Neil Hodgson first rode a 600 for three laps during a test in 1998. The next time came nine years later during a test at Buttonwillow Raceway in California in October, then again during a test here at Daytona late in October.

It was then that Hodgson crashed the 2007 Honda CBR1000RR Superbike, a minor spill caused by too hard a front tire.

A light mist hung over the Speedway on Friday, keeping everyone off the track until late in the afternoon. The likelihood of any on-track activity was so remote Neil Hodgson went shopping with his father.

The team had to summon him back to the track once it became clear the track would go green.

It was after 2.30pm before anyone took their first tentative laps and the track was shut down at 5.00pm. In between, Hodgson spent much of his time on the FX bike, with only a few shakedown laps on the all-new 2008 Superbike.

The motorcycle was so new they had to tape over the speedometer before he went out. The bike is far from being race ready, with only three HRC kit parts at the moment. One of them is the low slung exhaust system which has a distinctive 30-inch canister.

“Steady away, really,” said Hodgson.

“I felt very wooden going out like that just near the end. I don’t know.

“I think because I’ve been doing a lot of motocrossing and you get on one of these things and it just feels a bit different.

“It’s early days, I wasn’t trying to break the lap record or anything. Just having a go on the new Superbike really, because it’s the first time we’ve really ridden it properly. (I rode the street bike version.) Obviously it’s really early days.

“They were saying just don’t even try and push because we don’t know too much about it yet. Just quietly creep up on it, so that’s what I did.”

His best lap time was in the 1:43 range, which was well off the low 1:37-pace set by Yoshimura Suzuki’s Ben Spies.

Neil Hodgson’s best lap time from the Daytona 2006 Superbike race was a 1:38.520.

Hodgson added: “That’s how much I was pushing. That’s not because the bike’s shit, it’s because I weren’t pushing.”

When Neil Hodgson first tested the Ducati Superbike at Daytona, almost three years ago now, he said it was one of the most foreign experiences he’d ever had.

“I’m not afraid to say, it’s scary as hell,” he said at the time, even though he’d race there years earlier.

“I said to my mechanic, in Barcelona I did 212 mph last year, and on a scale of one to 10 of scary, that was one, and going around the banking is 10. It’s f**cking incredible. Enjoyable in a way because there’s a rush.”

The track eventually grew on the Brit and he found the Honda experience wasn’t much different from the Ducati, other than a quirk of the Ducati 999’s handling.

“It’s surprising, actually,” he said.

“I found jumping on that four-cylinder in general is not a massive difference, really. The bikes nowadays, they’ve got such linear power.
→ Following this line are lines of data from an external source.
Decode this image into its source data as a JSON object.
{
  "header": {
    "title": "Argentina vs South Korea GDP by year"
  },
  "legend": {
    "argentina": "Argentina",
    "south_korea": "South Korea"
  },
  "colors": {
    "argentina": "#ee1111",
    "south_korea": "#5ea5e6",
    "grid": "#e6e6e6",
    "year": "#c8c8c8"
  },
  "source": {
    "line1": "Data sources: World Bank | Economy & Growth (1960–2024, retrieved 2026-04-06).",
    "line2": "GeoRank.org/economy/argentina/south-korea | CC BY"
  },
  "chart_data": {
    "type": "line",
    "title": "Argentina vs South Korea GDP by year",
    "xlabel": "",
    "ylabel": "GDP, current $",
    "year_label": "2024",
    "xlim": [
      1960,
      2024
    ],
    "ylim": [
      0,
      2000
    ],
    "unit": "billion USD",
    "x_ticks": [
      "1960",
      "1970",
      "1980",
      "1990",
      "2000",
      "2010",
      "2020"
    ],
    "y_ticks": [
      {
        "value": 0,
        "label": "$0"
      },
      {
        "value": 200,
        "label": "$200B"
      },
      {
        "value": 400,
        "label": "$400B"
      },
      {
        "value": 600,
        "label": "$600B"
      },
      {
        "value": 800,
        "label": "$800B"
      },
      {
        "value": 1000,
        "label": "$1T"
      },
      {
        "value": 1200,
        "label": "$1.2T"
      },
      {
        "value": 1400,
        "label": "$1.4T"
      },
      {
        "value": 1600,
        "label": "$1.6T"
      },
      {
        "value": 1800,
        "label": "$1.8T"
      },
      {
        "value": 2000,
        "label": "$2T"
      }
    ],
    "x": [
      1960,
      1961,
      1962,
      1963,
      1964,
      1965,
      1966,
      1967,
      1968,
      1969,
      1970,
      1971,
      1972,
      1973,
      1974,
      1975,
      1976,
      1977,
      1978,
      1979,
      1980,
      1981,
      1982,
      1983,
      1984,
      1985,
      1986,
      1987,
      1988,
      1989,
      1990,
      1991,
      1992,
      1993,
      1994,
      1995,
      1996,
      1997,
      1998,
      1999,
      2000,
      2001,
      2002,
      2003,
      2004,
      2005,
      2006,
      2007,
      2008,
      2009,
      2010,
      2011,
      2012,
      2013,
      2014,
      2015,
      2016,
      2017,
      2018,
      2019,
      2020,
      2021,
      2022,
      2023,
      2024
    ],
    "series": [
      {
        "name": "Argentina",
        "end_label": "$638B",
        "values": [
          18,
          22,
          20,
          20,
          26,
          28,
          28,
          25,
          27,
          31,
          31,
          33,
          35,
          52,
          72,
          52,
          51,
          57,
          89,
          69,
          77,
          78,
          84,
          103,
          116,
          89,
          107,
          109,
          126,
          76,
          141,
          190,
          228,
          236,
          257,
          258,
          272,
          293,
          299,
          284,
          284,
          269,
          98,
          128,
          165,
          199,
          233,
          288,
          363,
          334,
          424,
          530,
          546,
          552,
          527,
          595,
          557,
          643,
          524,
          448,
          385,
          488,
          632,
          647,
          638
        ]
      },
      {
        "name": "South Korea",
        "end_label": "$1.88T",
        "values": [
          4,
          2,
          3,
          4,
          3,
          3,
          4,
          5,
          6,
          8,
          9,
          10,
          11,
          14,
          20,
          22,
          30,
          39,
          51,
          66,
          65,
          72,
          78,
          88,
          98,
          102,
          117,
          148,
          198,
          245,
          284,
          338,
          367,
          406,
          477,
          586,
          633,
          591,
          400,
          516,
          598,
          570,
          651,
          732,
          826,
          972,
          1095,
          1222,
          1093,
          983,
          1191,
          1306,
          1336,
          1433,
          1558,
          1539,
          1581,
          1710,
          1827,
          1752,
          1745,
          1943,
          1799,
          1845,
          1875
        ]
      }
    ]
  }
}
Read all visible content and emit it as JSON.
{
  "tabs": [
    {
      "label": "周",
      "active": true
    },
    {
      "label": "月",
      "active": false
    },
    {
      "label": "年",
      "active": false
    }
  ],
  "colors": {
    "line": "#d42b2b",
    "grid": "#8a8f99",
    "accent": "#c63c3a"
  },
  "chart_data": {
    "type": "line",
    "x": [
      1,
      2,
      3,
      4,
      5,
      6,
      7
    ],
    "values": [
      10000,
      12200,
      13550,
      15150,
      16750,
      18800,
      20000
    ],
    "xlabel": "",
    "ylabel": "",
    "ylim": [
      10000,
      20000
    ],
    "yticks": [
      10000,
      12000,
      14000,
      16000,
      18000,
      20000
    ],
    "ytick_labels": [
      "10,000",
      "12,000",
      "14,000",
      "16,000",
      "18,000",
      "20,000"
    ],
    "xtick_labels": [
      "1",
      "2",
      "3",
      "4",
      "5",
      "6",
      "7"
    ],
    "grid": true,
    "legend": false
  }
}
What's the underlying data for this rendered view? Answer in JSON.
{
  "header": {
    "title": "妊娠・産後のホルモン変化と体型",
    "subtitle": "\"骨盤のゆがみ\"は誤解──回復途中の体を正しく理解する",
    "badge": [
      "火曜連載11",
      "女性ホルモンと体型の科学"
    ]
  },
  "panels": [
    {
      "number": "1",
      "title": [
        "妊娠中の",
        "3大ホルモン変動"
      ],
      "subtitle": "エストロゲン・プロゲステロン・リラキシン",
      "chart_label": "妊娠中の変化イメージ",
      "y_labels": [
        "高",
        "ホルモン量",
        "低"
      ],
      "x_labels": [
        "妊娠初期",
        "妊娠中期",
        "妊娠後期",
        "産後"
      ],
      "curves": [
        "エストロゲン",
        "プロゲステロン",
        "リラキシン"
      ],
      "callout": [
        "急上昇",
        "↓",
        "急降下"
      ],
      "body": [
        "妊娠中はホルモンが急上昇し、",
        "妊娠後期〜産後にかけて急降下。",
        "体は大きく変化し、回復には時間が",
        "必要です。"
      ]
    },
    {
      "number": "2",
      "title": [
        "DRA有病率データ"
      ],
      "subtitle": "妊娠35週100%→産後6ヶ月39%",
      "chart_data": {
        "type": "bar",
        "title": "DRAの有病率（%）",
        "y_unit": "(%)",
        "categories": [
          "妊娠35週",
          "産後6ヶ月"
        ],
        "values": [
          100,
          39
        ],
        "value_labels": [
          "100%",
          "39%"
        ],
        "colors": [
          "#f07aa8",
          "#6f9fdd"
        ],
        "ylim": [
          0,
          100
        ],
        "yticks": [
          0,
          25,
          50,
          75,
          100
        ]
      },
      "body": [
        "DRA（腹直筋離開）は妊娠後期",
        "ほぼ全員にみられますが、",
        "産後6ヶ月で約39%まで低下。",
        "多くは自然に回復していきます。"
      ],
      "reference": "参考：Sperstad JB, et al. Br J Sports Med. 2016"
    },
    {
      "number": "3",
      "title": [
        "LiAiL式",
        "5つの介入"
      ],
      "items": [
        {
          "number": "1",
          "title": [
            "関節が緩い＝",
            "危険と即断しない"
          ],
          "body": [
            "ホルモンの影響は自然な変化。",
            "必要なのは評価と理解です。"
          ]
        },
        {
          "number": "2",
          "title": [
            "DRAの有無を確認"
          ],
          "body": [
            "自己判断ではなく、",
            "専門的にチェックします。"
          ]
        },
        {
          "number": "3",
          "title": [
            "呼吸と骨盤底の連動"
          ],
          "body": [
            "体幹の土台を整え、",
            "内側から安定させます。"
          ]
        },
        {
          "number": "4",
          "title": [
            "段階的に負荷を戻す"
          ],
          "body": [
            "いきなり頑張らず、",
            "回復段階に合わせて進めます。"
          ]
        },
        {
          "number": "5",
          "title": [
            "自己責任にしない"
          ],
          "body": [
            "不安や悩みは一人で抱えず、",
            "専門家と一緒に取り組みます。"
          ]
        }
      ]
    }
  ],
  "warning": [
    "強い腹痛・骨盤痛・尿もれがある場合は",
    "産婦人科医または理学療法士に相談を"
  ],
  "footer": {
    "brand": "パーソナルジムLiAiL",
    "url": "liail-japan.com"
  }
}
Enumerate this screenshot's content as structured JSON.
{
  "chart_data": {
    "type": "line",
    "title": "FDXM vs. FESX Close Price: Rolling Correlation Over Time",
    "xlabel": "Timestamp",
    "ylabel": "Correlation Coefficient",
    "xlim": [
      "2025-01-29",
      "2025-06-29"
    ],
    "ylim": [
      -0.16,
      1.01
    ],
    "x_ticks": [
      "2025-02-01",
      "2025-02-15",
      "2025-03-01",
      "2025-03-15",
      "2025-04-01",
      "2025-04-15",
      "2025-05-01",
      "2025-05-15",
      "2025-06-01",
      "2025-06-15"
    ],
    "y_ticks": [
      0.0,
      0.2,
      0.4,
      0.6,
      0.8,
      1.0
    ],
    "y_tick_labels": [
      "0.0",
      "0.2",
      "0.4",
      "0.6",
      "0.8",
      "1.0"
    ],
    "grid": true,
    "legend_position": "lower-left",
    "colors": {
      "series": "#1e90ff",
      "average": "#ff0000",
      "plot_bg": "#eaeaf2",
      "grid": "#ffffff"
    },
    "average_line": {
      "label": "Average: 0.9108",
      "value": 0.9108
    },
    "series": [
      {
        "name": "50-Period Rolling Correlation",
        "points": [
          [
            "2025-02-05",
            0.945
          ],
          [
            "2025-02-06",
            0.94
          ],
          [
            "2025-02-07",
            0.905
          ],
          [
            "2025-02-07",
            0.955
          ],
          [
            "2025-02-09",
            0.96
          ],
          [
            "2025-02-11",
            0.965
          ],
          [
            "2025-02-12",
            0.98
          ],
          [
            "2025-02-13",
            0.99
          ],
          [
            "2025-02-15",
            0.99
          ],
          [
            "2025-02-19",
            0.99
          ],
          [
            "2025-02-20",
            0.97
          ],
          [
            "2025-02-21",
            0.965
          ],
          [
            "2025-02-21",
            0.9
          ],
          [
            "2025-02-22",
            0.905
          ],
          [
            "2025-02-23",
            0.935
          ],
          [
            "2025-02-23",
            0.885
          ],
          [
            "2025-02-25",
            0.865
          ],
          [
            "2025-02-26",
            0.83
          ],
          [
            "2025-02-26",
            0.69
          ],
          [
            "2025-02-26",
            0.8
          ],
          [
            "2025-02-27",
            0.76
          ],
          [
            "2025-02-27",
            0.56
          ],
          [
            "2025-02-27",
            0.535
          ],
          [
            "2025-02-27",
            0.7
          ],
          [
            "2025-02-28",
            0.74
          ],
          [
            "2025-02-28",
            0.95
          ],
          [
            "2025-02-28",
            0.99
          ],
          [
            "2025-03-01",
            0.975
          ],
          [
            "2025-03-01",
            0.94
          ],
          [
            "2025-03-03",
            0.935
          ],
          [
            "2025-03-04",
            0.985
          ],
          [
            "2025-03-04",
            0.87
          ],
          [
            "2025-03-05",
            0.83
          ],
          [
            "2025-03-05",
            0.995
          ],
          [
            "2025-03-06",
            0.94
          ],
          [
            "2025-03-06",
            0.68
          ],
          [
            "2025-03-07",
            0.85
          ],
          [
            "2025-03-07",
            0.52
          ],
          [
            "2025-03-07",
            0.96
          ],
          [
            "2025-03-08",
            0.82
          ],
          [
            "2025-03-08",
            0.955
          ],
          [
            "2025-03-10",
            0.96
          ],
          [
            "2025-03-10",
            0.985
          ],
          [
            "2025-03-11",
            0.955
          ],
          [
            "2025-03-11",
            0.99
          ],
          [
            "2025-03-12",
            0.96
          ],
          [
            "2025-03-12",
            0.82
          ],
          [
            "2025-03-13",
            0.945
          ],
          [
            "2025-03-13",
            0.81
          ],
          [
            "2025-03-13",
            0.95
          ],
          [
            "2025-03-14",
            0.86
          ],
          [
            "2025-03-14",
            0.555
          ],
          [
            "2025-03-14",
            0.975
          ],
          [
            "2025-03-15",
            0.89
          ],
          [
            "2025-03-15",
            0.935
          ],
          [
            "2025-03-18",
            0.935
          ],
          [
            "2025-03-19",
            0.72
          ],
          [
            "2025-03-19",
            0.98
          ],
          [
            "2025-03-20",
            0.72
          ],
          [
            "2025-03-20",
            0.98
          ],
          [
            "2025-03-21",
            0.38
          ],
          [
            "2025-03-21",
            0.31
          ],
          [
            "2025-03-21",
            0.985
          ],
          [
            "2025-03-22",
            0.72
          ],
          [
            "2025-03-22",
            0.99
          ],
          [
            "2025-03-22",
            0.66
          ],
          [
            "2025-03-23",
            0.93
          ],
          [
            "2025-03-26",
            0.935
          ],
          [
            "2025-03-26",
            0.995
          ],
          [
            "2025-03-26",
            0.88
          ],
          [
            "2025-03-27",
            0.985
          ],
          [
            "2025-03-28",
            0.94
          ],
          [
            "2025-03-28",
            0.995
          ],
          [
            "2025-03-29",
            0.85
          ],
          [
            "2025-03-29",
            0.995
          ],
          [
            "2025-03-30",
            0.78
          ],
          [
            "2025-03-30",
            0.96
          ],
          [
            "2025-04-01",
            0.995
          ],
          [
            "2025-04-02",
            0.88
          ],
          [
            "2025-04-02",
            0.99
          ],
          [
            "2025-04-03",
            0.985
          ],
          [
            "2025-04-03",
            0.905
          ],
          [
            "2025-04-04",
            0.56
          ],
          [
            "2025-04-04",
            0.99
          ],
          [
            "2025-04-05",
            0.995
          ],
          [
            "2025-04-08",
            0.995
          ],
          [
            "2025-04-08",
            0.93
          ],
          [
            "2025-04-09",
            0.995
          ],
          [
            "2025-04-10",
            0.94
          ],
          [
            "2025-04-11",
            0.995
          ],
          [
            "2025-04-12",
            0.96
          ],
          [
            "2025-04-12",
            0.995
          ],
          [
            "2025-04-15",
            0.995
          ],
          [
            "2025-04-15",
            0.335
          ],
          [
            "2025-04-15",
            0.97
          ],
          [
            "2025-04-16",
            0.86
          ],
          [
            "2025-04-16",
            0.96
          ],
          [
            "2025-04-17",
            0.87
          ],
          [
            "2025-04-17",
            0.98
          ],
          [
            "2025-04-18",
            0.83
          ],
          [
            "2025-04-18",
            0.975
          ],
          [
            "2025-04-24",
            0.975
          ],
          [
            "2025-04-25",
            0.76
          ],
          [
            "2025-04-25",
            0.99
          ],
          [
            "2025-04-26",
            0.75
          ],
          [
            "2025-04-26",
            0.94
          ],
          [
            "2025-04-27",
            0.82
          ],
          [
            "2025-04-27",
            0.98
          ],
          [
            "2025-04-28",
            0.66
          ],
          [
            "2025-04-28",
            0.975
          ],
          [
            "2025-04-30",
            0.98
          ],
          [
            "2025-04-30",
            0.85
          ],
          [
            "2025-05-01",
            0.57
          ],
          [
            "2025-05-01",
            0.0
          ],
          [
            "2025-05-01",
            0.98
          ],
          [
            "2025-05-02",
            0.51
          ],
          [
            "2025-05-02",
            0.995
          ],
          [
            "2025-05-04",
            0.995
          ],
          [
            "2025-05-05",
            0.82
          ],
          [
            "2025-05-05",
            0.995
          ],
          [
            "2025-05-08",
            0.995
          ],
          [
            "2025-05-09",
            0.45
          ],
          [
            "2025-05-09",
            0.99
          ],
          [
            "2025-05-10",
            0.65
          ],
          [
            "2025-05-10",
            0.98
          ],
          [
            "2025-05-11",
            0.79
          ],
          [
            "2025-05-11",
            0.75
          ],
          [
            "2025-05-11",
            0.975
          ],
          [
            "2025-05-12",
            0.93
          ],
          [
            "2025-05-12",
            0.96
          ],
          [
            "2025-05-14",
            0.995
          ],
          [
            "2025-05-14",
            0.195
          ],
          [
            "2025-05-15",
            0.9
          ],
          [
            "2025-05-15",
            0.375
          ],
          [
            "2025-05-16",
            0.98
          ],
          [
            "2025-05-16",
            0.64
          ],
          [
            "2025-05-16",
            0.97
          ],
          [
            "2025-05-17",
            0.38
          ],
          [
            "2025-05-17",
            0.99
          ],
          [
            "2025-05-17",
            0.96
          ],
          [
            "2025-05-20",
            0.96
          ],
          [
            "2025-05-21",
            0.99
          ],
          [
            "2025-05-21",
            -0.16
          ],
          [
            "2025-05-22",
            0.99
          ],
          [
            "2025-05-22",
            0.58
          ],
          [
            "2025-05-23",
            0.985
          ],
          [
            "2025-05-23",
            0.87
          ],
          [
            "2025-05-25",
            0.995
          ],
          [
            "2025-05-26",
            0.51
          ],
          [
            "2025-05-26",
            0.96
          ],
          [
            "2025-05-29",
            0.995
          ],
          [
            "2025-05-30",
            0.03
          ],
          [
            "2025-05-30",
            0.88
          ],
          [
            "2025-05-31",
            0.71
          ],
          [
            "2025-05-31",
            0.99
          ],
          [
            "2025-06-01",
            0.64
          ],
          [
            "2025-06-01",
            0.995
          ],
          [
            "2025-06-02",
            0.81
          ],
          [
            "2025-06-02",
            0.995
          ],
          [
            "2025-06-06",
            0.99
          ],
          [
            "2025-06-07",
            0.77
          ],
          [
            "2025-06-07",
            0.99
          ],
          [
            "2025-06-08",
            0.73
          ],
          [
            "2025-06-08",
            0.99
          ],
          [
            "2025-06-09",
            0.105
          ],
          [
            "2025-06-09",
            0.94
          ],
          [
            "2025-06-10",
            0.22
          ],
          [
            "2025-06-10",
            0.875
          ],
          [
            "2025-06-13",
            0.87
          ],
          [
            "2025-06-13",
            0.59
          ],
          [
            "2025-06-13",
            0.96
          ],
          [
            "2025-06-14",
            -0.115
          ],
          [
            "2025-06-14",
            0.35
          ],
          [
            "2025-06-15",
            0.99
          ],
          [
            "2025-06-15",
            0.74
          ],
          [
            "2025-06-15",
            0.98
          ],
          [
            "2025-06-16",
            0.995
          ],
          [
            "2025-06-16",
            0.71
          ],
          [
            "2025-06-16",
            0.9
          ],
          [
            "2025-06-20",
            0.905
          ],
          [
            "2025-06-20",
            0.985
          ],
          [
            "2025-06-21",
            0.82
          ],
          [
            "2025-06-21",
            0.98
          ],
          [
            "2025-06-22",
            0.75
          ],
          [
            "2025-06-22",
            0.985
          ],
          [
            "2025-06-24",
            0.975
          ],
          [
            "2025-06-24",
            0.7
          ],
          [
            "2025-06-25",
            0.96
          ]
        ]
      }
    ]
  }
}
In the older days the Ducati had that and maybe the fours didn’t quite the same.

“But nowadays, with the electronics and everything, they’re an easier animal to ride, really.”

One positive is the handling of the Honda. The Ducati felt like it wanted to twist itself into a corkscrew during mid-corner transition.

“Just nothing I’ve ridden, apart from the Ducati, does that. That 999 felt like it had that slight hinge in the middle. Everything else, especially the 600, they’re a pleasure to ride, really.”

Following this test, Neil Hodgson will fly back to his home on the Isle of Man. Then he’ll return to the U.S. in the New Year.

Honda has at least three tests planned for January, 2008, including one at Dunlop’s wet weather testing facility in Huntsville, Alabama and another at Mazda Raceway Laguna Seca.

Neil Hodgson has already found a house near idyllic Laguna Beach, where he lived with a view of the Pacific Ocean during the two years he raced for Ducati.

“Yeah, I love it. Like I was saying, America’s grown on me. I liked it the first time I came, but then got a bit homesick, I was ready to go home.

“And the second time it wasn’t quite the same. And then this year, because I’ve been backwards and forwards loads, I’m like, I could live here full time now. So, I love it.”